In the course of the debate in committee of the House upon resolutions giving notice to Great Britain of the abrogation of the treaty between this country and Great Britain, Mr. Ramsey moved to strike out all after the word resolved (in one of the resolutions) and insert, "That the Oregon question is no longer a subject of negotiation or compromise." We quote from the record:
"Tellers were ordered and ten members passed between them, amid shouts of laughter, cries of 54° 40' forever, clapping of hands and stamping of feet, which the chairman was some time in suppressing; and the negative vote was then taken and stood 146. So the amendment was rejected."
The names of the ten "fifty-four forties," were as follows:
Archibald Bell, of Arkansas.
Alexander Ramsey, of Pennsylvania.
William Sawyer, of Ohio.
T. B. Hoge, of Illinois.
Robert Smith, of Illinois.
Stephen A. Douglas, of Illinois.
John A. McCleeland, "
John Wentworth, "
Cornelius Darrah, of Pennsylvania.
Felix S. McConnel, of Alabama.
It will be noticed, that then, as now, Mr.

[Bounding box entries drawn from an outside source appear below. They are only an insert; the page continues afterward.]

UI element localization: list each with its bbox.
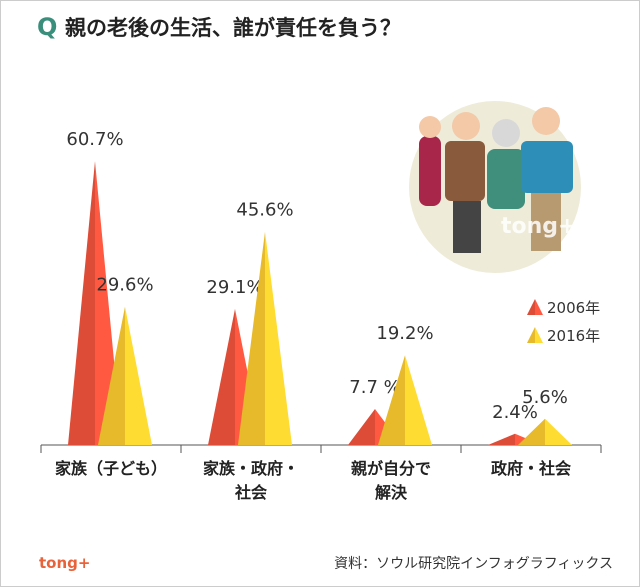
x-tick-label: 家族・政府・ 社会 xyxy=(202,459,299,502)
peak-left xyxy=(98,306,125,445)
value-label: 29.6% xyxy=(96,275,153,296)
watermark: tong+ xyxy=(501,214,576,239)
peak-right xyxy=(125,306,152,445)
peak-left xyxy=(238,231,265,445)
peak-right xyxy=(265,231,292,445)
legend-label: 2006年 xyxy=(547,299,600,317)
value-label: 5.6% xyxy=(522,387,568,408)
x-tick-label: 家族（子ども） xyxy=(54,459,167,478)
peak-left xyxy=(518,418,545,445)
legend-swatch xyxy=(527,327,535,343)
peak-right xyxy=(405,355,432,445)
value-label: 7.7 % xyxy=(349,377,400,398)
illustration: tong+ xyxy=(409,101,581,273)
peak-left xyxy=(208,308,235,445)
x-tick-label: 親が自分で 解決 xyxy=(350,459,431,502)
value-label: 2.4% xyxy=(492,402,538,423)
value-label: 45.6% xyxy=(236,200,293,221)
peak-left xyxy=(68,161,95,445)
x-tick-label: 政府・社会 xyxy=(490,459,571,478)
value-label: 19.2% xyxy=(376,323,433,344)
peak-left xyxy=(348,408,375,445)
value-label: 29.1% xyxy=(206,277,263,298)
peak-right xyxy=(545,418,572,445)
title-marker: Q xyxy=(37,13,57,41)
legend-label: 2016年 xyxy=(547,327,600,345)
legend-swatch xyxy=(535,327,543,343)
logo: tong+ xyxy=(39,554,90,572)
legend-swatch xyxy=(535,299,543,315)
legend-swatch xyxy=(527,299,535,315)
peak-left xyxy=(378,355,405,445)
value-label: 60.7% xyxy=(66,129,123,150)
peak-left xyxy=(488,433,515,445)
chart-title: 親の老後の生活、誰が責任を負う？ xyxy=(65,16,401,40)
source: 資料：ソウル研究院インフォグラフィックス xyxy=(334,556,613,572)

Douglas had the faculty of carrying his State delegation with him.
Mr. Douglas has, while in Congress, favored the appropriation by the general government of money for internal improvements upon the Jackson plan of strictly confining such appropriations to objects of national and general, not of State or local importance.
He has frequently voted for river and harbor bills—voted for the Independent Treasury bill, and has, in and out of Congress, utterly denied the power of Congress over the franchise in the States. Mr. Douglas was an early supporter of the Mexican war. "He opposed the incorporation of the Wilmot proviso into the two or three million bills. He believed the people's time had not come for any action on that subject. Slavery was now prohibited in Mexico. If any portion of that country should be annexed to the United States without any stipulation being made on that point, the existing laws would remain in force. ....If the question was pressed for immediate decision, he could perceive no other mode of harmonizing conflicting sentiments, but by the adoption of the Missouri Compromise Line."
Mr. Douglas voted to bring up the Homestead bill which was before the last Congress and which passed the House, showing that he is in favor of that important measure.
We now come to the history of Mr. Douglas in connection with the Kansas-Nebraska bill.
The battle which he waged with his political opponents and won upon that bill is so fresh in the memory of all our readers that it will not be safe, or necessary, to go into a minute history of the struggle. In the winter of 1852-3, Mr. Douglas reported a Nebraska bill from the Territorial Committee of which he was chairman, which contained no repeal of the Missouri Compromise or enumeration of his peculiar Popular Sovereignty doctrines. In the great debate over the compromise measures in 1850, no one ever called in question the Missouri Compromise. In the winter of 1852-3, Senator Atchison, of Missouri, declared in his seat in the Senate that the Missouri prohibition could never be repealed.